Written: 2016-04-26 15:27:19Updated: 2016-04-26 17:30:59

Report: N. Korea Applies Stronger Punishment on Those Trying to Defect

A new report has shown that penalties imposed on North Koreans trying to flee the country became much harsher in recent years.

In its White Paper on Human Rights in North Korea released on Tuesday, the Seoul-based Korea Institute for National Unification said that before 2014, North Korean citizens who were caught attempting to flee were imprisoned for six months.

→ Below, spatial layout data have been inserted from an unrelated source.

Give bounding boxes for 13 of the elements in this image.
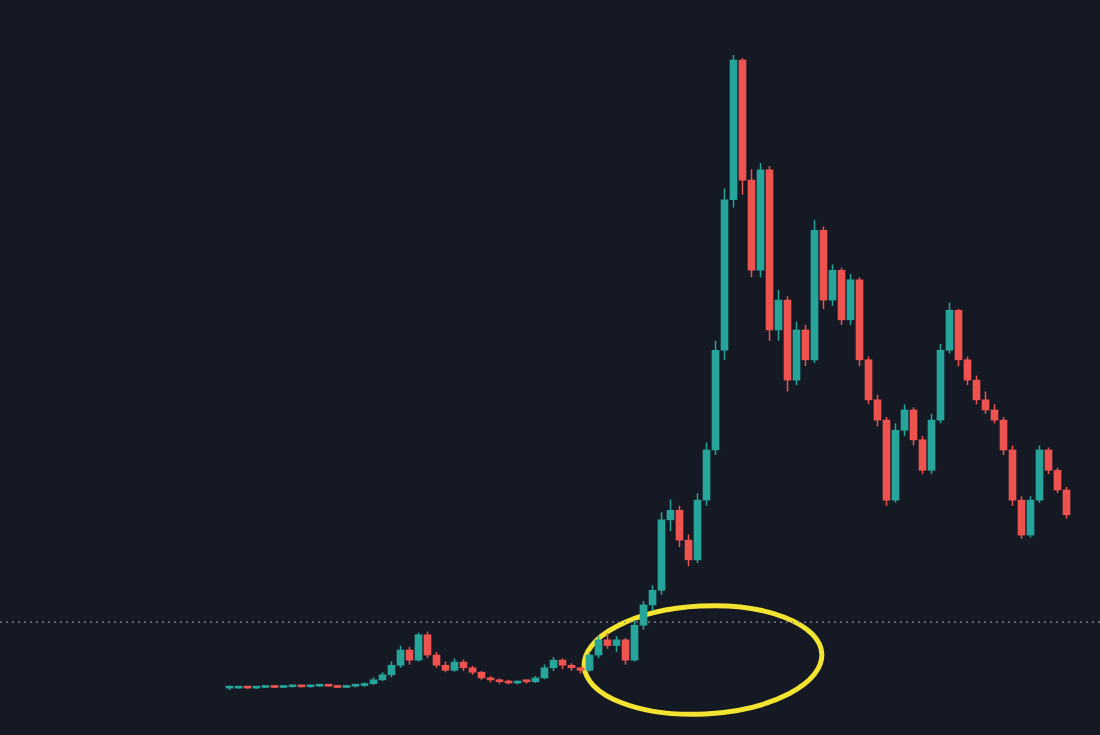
- candlestick: [666, 498, 675, 532]
- candlestick: [981, 390, 990, 415]
- candlestick: [648, 584, 657, 612]
- candlestick: [585, 651, 594, 673]
- candlestick: [1044, 446, 1053, 475]
- candlestick: [1053, 467, 1062, 494]
- candlestick: [972, 374, 981, 405]
- candlestick: [873, 393, 882, 428]
- candlestick: [396, 644, 405, 669]
- candlestick: [423, 630, 432, 659]
- candlestick: [684, 533, 693, 567]
- candlestick: [900, 403, 909, 437]
- candlestick: [963, 355, 972, 386]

However, the punishment was heightened to three to five years of hard labor in prison camps.
 
The state-run institute's report was based on interviews with some 180 North Korean defectors who entered South Korea between the end of 2014 and 2015. The report said escapees who failed in their escape attempts were locked up in the Jongori indoctrination camp in North Hamgyong Province and Gaecheon indoctrination camp in South Pyongan Province.

The institute said that to prevent defections, North Korean authorities tightened surveillance and punishments against families of escapees and strongly cracked down on the use of mobile phones. The institute also found that North Korean laborers dispatched overseas are suffering from excessive working hours and exploitation in wages.
 
Interviewees who had worked in parts of the Middle East, China and Russia said that they had to hand over 90 percent of their wages to the North’s ruling party in the name of allegiance funds and had to work for more than 16 hours a day.
 
Sources familiar with Pyongyang affairs cited that two North Korean construction workers in Qatar, who were suffering from the harsh conditions, fled from their workplace and sought refuge at a local police station last month.